Monitoring Latency in Real-Time

PipeWire Tools

pw-top

Shows latency and XRUN count for each device. Watch while recording.

ALSA Tools

cat /proc/asound/card0/pcm0p/sub0/status

Shows current buffer position and XRUN count.

DAW Reporting

Most DAWs (Ardour, Reaper, Cakewalk) report round-trip latency in milliseconds during playback. Aim for under 10ms for comfortable real-time monitoring.

Which Audio Server Should You Use?

For Casual Desktop Use: PipeWire with default settings (10–20ms latency is fine)

For Music Production: PipeWire with tuned quantum (sub-10ms) or standalone JACK (sub-5ms)

For Live Performance: JACK on a low-latency kernel (sub-5ms with rock-solid uptime)

For Hybrid Workflows: PipeWire with pw-jack wrapper to run JACK apps (10–20ms, easier setup than standalone JACK)

Real Numbers: Latency by Configuration

  • ALSA direct, 64 samples at 48kHz: 1.3ms
  • ALSA direct, 256 samples at 48kHz: 5.3ms
  • JACK, 128 samples, 2 periods at 48kHz: 5.3ms
  • PipeWire, 64 quantum at 48kHz: ~1.5ms
  • PipeWire, 128 quantum at 48kHz: ~2.7ms
  • PipeWire, 256 quantum at 48kHz: ~5.3ms

All of these are music-production-ready. Below 10ms feels responsive for real-time monitoring.

Testing with Your DAW

Open your DAW (Ardour, REAPER, Cakewalk) and check the latency readout:

  1. Start recording with a loopback (cable from output back to input).
  2. DAW should report round-trip latency in ms.
  3. If it’s above 10ms, lower your quantum or buffer size.
  4. Test by playing a metronome through your interface and tapping in sync—a tap test tool can measure actual latency vs. reported.

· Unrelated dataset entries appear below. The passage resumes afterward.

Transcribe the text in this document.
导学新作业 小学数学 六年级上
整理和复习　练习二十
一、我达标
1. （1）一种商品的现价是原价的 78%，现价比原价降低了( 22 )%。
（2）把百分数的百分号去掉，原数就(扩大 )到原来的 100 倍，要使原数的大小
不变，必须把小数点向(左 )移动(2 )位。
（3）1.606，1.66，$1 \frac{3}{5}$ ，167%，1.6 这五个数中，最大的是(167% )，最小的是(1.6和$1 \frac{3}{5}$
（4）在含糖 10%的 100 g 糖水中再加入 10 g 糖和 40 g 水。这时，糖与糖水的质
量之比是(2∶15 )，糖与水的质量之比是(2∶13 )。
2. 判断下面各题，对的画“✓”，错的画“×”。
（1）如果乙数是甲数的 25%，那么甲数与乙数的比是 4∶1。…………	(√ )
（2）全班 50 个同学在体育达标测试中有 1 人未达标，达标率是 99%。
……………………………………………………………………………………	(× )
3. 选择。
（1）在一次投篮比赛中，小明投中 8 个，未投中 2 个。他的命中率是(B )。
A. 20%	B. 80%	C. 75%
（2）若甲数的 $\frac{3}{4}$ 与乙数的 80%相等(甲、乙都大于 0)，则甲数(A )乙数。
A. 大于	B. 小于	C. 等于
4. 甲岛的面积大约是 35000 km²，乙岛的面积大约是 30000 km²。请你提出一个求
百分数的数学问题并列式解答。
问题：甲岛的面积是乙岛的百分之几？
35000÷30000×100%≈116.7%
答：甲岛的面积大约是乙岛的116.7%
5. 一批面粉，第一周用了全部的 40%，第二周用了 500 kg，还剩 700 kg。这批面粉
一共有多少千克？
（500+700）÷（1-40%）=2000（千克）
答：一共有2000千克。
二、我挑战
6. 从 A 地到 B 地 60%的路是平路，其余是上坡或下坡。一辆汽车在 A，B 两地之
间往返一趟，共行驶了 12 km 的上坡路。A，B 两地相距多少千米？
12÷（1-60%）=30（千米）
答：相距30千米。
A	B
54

Troubleshooting: When Nothing Works

  1. Update everything: kernel, PipeWire, WirePlumber, JACK, driver firmware.
  2. Test with different USB ports. Sometimes one port has better latency than another.
  3. Disable CPU frequency scaling: echo performance | sudo tee /sys/devices/system/cpu/cpu*/cpufreq/scaling_governor
  4. Use a low-latency kernel: Ubuntu ships -lowlatency kernel variants.
  5. Try standalone JACK if PipeWire is misbehaving.

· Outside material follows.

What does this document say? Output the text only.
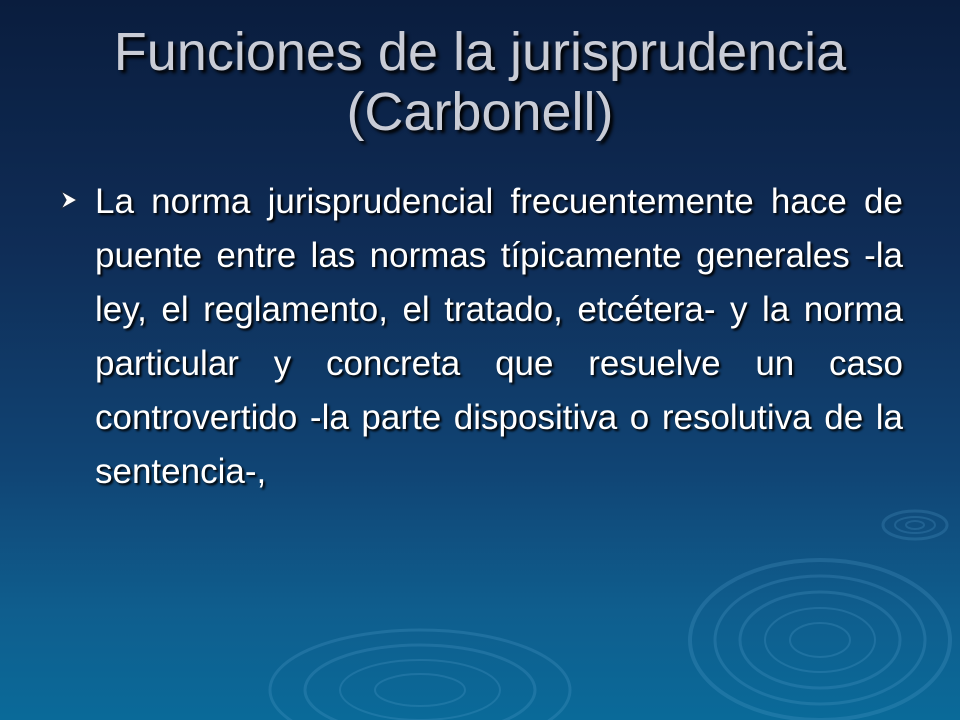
Funciones de la jurisprudencia (Carbonell)

La norma jurisprudencial frecuentemente hace de puente entre las normas típicamente generales -la ley, el reglamento, el tratado, etcétera- y la norma particular y concreta que resuelve un caso controvertido -la parte dispositiva o resolutiva de la sentencia-,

Quick Linux Audio Latency Checklist

  • [ ] Confirm you’re running PipeWire or JACK
  • [ ] Tune PipeWire quantum to 64–256 samples (start at 128)
  • [ ] Configure WirePlumber ALSA rules for low-latency
  • [ ] Enable realtime scheduling with rtkit
  • [ ] Test with pw-top and confirm no XRUNs
  • [ ] Set all devices (interface, DAW) to 48kHz
  • [ ] Use JACK if PipeWire isn’t low-latency enough for your use case
  • [ ] Check that your audio interface is on USB 3.0 and its own root port

Linux audio latency is lower than Windows or Mac when tuned properly. Once dialed in, you can track with sub-5ms latency—faster than most commercial systems—and your computer will be rock-solid.